Meskipun gencatan senjata selama tiga minggu terakhir tampak bertahan secara rapuh, Trump menyatakan ketidakpuasannya terhadap kepemimpinan Iran.
"Mereka ingin membuat kesepakatan, namun saya tidak puas dengan itu. Kita akan lihat apa yang terjadi," ujar Trump di Gedung Putih, Jumat waktu setempat. Ia menambahkan bahwa kepemimpinan di Teheran saat ini terlihat "sangat tidak terorganisir."
Di sisi lain, kantor berita resmi Iran, IRNA, melaporkan bahwa dokumen rencana perdamaian telah diserahkan kepada mediator di Pakistan.
Menteri Luar Negeri Iran, Abbas Araghchi, juga dikabarkan aktif menjalin komunikasi dengan kepala kebijakan luar negeri Uni Eropa, Kaja Kallas, untuk mencari jalan keluar diplomatik.
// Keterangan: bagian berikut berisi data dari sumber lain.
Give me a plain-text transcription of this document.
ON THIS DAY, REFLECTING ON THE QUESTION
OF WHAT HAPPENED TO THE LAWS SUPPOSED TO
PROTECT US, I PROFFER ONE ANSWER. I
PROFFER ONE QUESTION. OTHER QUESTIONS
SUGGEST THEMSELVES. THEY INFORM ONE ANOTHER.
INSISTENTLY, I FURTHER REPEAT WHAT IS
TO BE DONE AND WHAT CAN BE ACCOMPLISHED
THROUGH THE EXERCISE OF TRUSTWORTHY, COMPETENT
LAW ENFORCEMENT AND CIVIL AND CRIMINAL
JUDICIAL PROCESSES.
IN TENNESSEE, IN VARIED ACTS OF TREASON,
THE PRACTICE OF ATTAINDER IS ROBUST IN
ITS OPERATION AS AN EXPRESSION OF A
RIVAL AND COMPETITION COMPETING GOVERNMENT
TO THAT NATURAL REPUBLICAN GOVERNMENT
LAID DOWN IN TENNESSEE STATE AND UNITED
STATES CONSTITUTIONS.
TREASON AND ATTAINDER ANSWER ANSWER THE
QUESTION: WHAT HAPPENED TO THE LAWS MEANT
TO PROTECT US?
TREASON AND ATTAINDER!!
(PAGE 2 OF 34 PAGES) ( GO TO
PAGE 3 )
Eksekusi Mati dan Tekanan Internasional
Di tengah kebuntuan diplomatik, situasi internal Iran kian memanas. Otoritas judisial Iran, melalui outlet Mizanonline, mengonfirmasi eksekusi gantung terhadap dua pria, Yaghoub Karimpour dan Nasser Bekrzadeh, atas tuduhan spionase untuk badan intelijen Israel, Mossad.
Keduanya dituduh membocorkan informasi sensitif terkait fasilitas pengayaan nuklir di Natanz.
Sementara itu, dari markas besar PBB, Duta Besar China Fu Cong mendesak kedua belah pihak untuk segera membuka kembali Selat Hormuz demi menyelamatkan ekonomi global yang kian tertekan.
"Isu yang paling mendesak adalah menjaga gencatan senjata dan menyatukan semua pihak untuk kembali ke meja perundingan," tegas Fu Cong.
Ia juga mengkritik kebijakan AS dan Israel yang dinilainya sebagai akar penyebab penderitaan ekonomi di kawasan tersebut, terutama bagi negara-negara berkembang.